Impact of strong disorder on the static magnetic properties of the spin-chain compound BaCu2SiGeO7

TL;DR

This study combines experimental NMR and magnetization measurements with numerical simulations to demonstrate that the disordered spin-chain compound BaCu2SiGeO7 exhibits a random-singlet state consistent with the random Heisenberg chain model, revealing the effects of strong disorder.

Contribution

It provides the first comprehensive experimental and numerical evidence for the random-singlet state in BaCu2SiGeO7, highlighting the role of disorder and local transverse fields in this quasi-1D magnet.

Findings

Quantitative agreement with the random Heisenberg chain model.

Evidence for the formation of a random-singlet state at low temperatures.

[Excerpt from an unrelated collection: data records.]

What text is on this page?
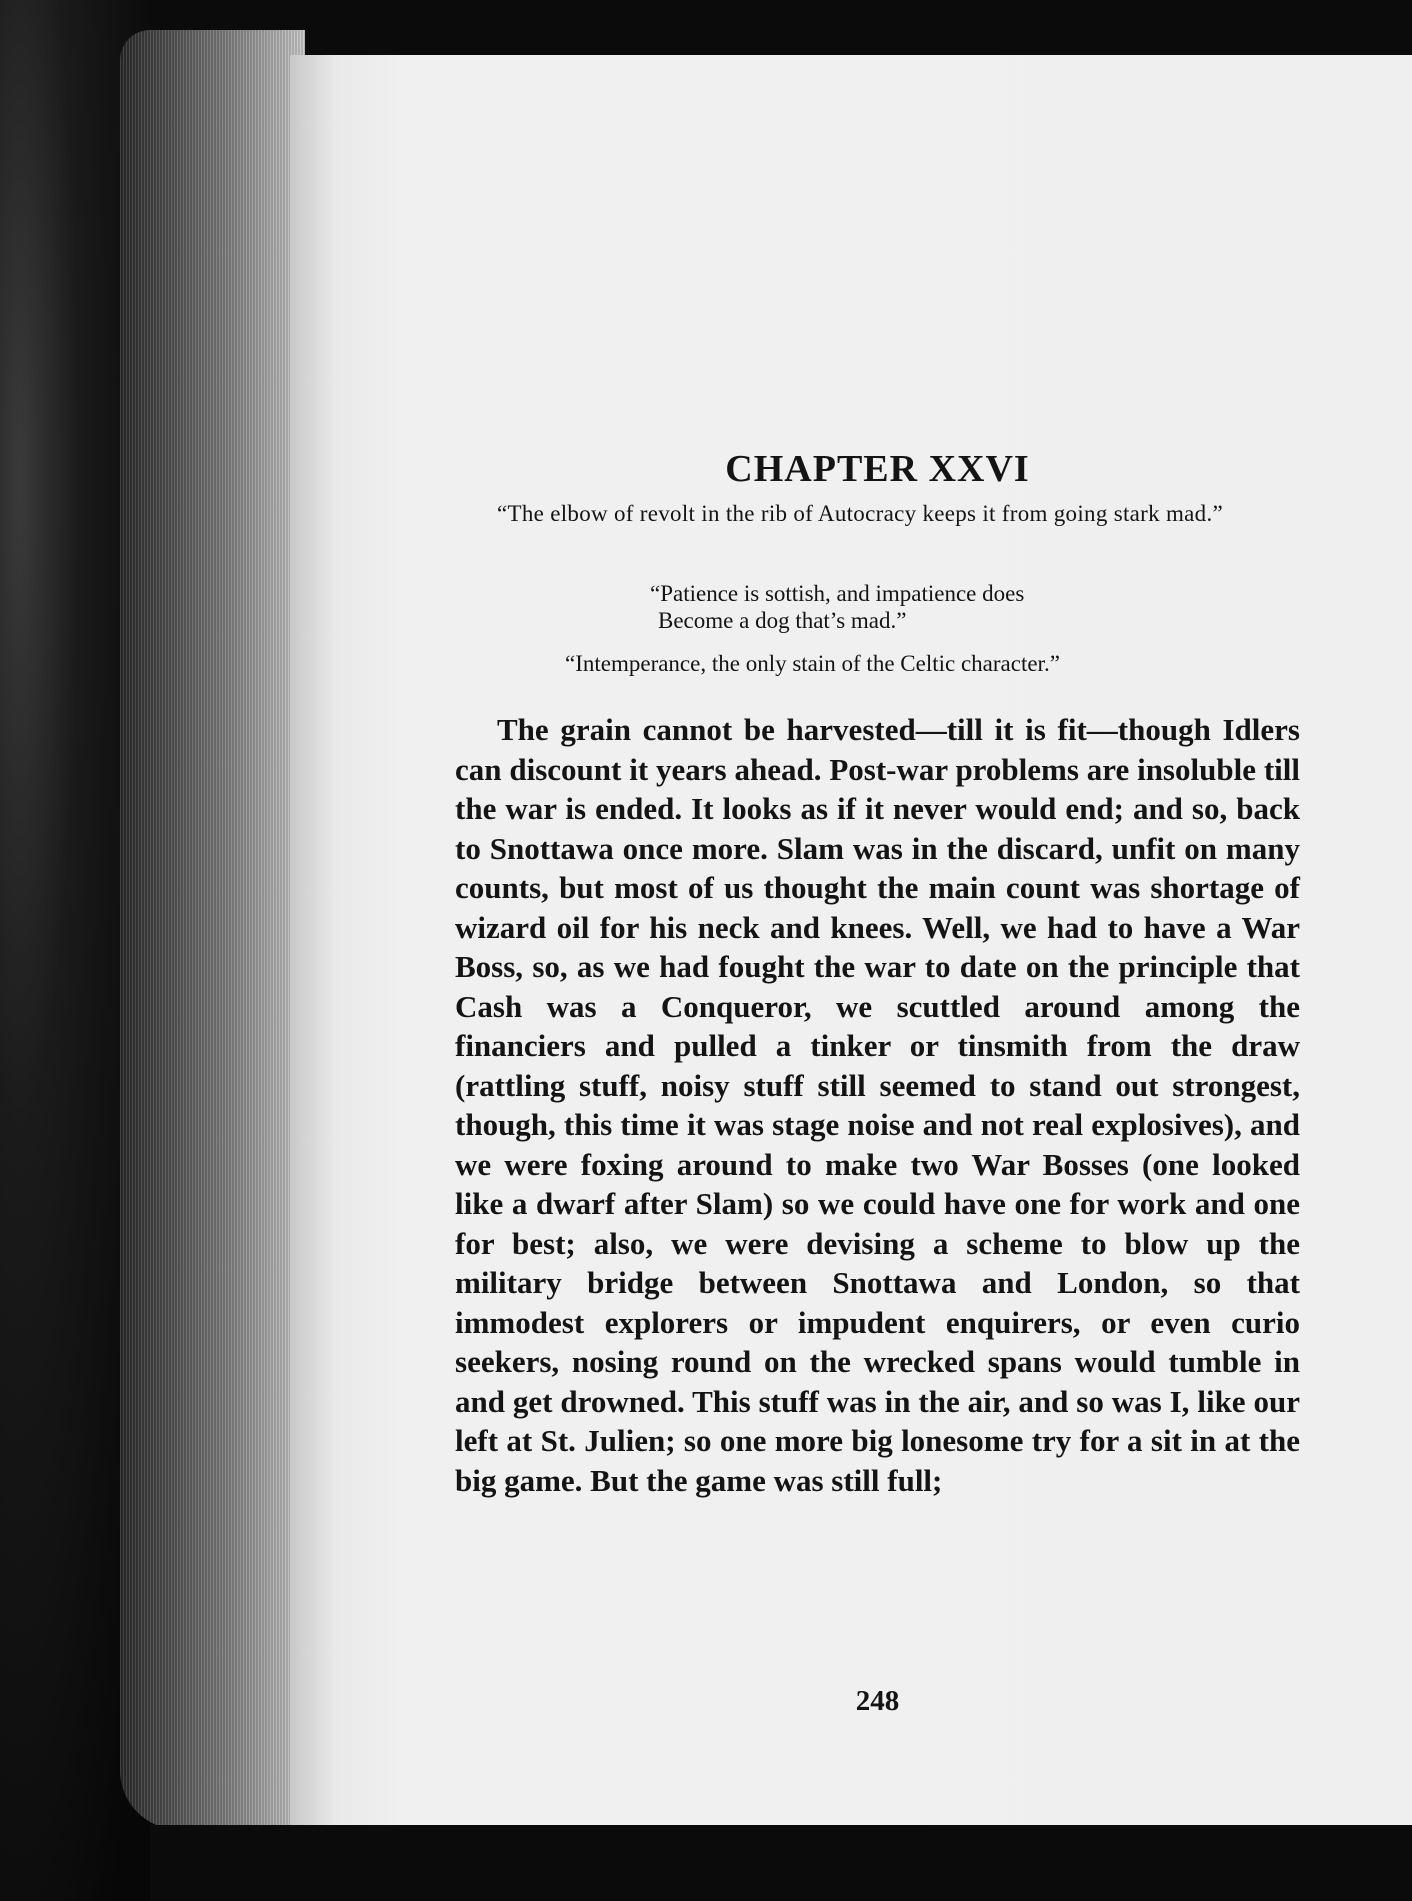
CHAPTER XXVI

“The elbow of revolt in the rib of Autocracy keeps it from going stark mad.”

“Patience is sottish, and impatience does
Become a dog that’s mad.”

“Intemperance, the only stain of the Celtic character.”

The grain cannot be harvested—till it is fit—though Idlers can discount it years ahead. Post-war problems are insoluble till the war is ended. It looks as if it never would end; and so, back to Snottawa once more. Slam was in the discard, unfit on many counts, but most of us thought the main count was shortage of wizard oil for his neck and knees. Well, we had to have a War Boss, so, as we had fought the war to date on the principle that Cash was a Conqueror, we scuttled around among the financiers and pulled a tinker or tinsmith from the draw (rattling stuff, noisy stuff still seemed to stand out strongest, though, this time it was stage noise and not real explosives), and we were foxing around to make two War Bosses (one looked like a dwarf after Slam) so we could have one for work and one for best; also, we were devising a scheme to blow up the military bridge between Snottawa and London, so that immodest explorers or impudent enquirers, or even curio seekers, nosing round on the wrecked spans would tumble in and get drowned. This stuff was in the air, and so was I, like our left at St. Julien; so one more big lonesome try for a sit in at the big game. But the game was still full;

248
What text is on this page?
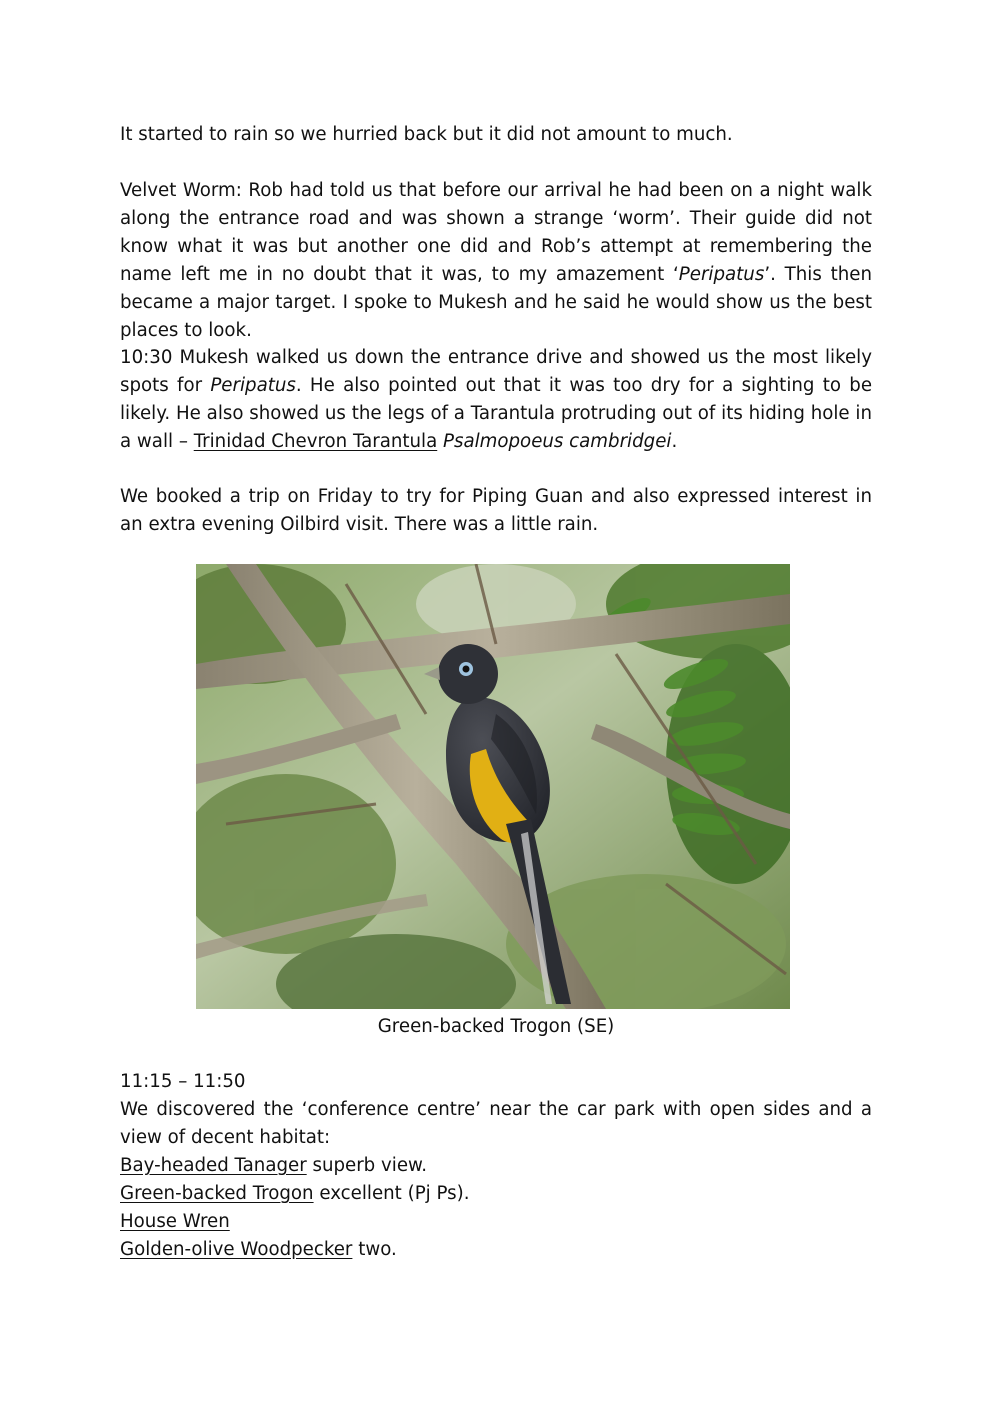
It started to rain so we hurried back but it did not amount to much.

Velvet Worm: Rob had told us that before our arrival he had been on a night walk along the entrance road and was shown a strange ‘worm’. Their guide did not know what it was but another one did and Rob’s attempt at remembering the name left me in no doubt that it was, to my amazement ‘Peripatus’. This then became a major target. I spoke to Mukesh and he said he would show us the best places to look.

10:30 Mukesh walked us down the entrance drive and showed us the most likely spots for Peripatus. He also pointed out that it was too dry for a sighting to be likely. He also showed us the legs of a Tarantula protruding out of its hiding hole in a wall – Trinidad Chevron Tarantula Psalmopoeus cambridgei.

We booked a trip on Friday to try for Piping Guan and also expressed interest in an extra evening Oilbird visit. There was a little rain.

Green-backed Trogon (SE)

11:15 – 11:50

We discovered the ‘conference centre’ near the car park with open sides and a view of decent habitat:

Bay-headed Tanager superb view.

Green-backed Trogon excellent (Pj Ps).

House Wren

Golden-olive Woodpecker two.
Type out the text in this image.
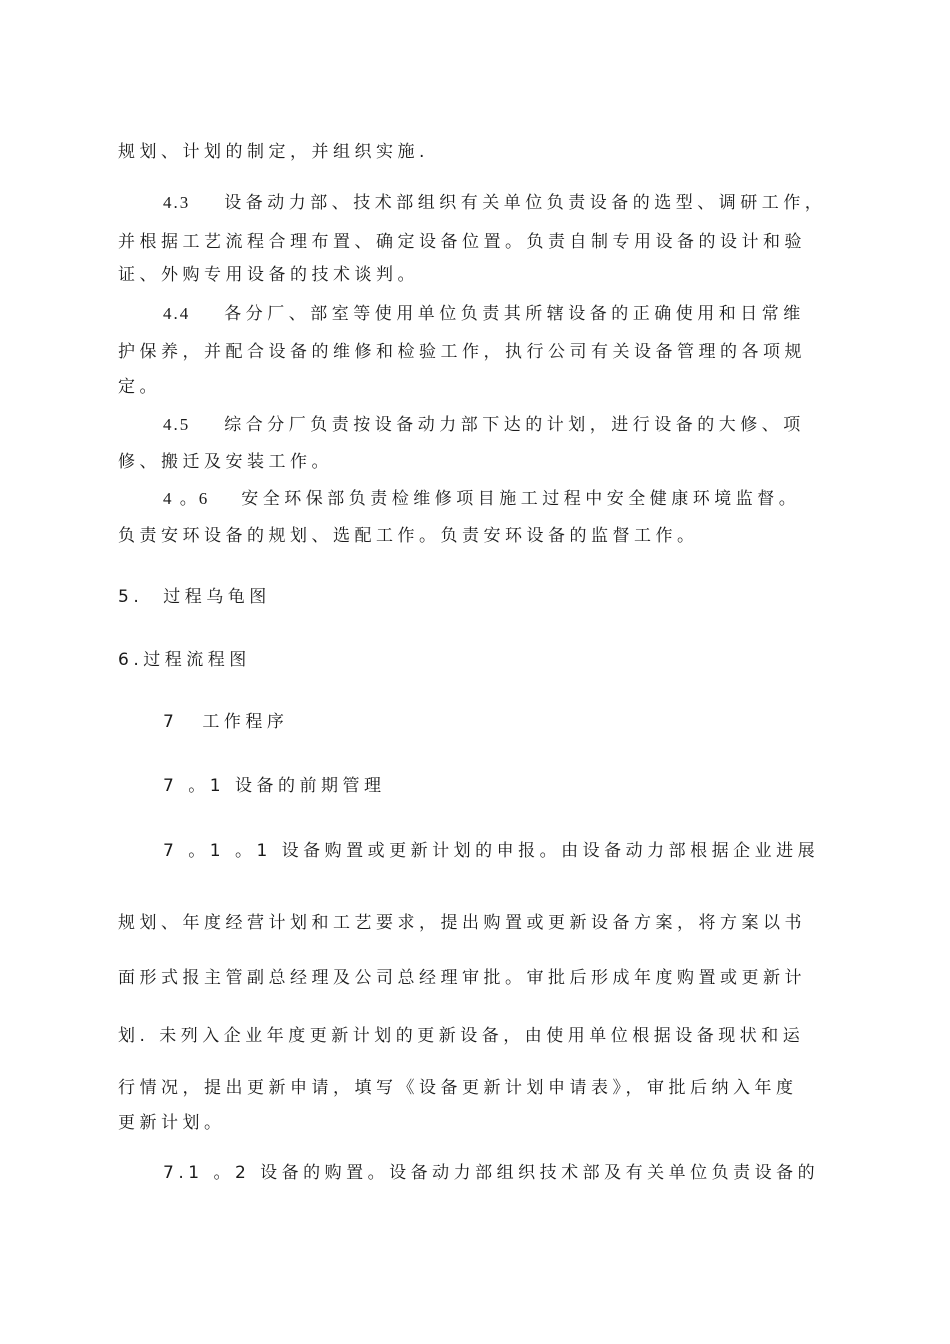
规划、计划的制定，并组织实施.
4.3 设备动力部、技术部组织有关单位负责设备的选型、调研工作，
并根据工艺流程合理布置、确定设备位置。负责自制专用设备的设计和验
证、外购专用设备的技术谈判。
4.4 各分厂、部室等使用单位负责其所辖设备的正确使用和日常维
护保养，并配合设备的维修和检验工作，执行公司有关设备管理的各项规
定。
4.5 综合分厂负责按设备动力部下达的计划，进行设备的大修、项
修、搬迁及安装工作。
4 。6 安全环保部负责检维修项目施工过程中安全健康环境监督。
负责安环设备的规划、选配工作。负责安环设备的监督工作。
5. 过程乌龟图
6.过程流程图
7 工作程序
7 。1 设备的前期管理
7 。1 。1 设备购置或更新计划的申报。由设备动力部根据企业进展
规划、年度经营计划和工艺要求，提出购置或更新设备方案，将方案以书
面形式报主管副总经理及公司总经理审批。审批后形成年度购置或更新计
划. 未列入企业年度更新计划的更新设备，由使用单位根据设备现状和运
行情况，提出更新申请，填写《设备更新计划申请表》，审批后纳入年度
更新计划。
7.1 。2 设备的购置。设备动力部组织技术部及有关单位负责设备的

Identification of a local transverse staggered field affecting low-temperature properties.

Abstract

The disordered quasi-1D magnet BaCu2SiGeO7 is considered as one of the best physical realizations of the random Heisenberg chain model, which features an irregular distribution of the exchange parameters and whose ground state is predicted to be the scarcely investigated random-singlet state (RSS). Based on extensive 29Si NMR and magnetization studies of BaCu2SiGeO7, combined with numerical Quantum Monte Carlo simulations, we obtain remarkable quantitative agreement with theoretical predictions of the random Heisenberg chain model and strong indications for the formation of a random-singlet state at low temperatures in this compound. As a local probe, NMR is a well-adapted technique for studying the magnetism of disordered systems. In this case it also reveals an additional local transverse staggered field (LTSF), which affects the low-temperature properties of the RSS. The proposed model Hamiltonian satisfactorily accounts for the temperature dependence of the NMR line shapes.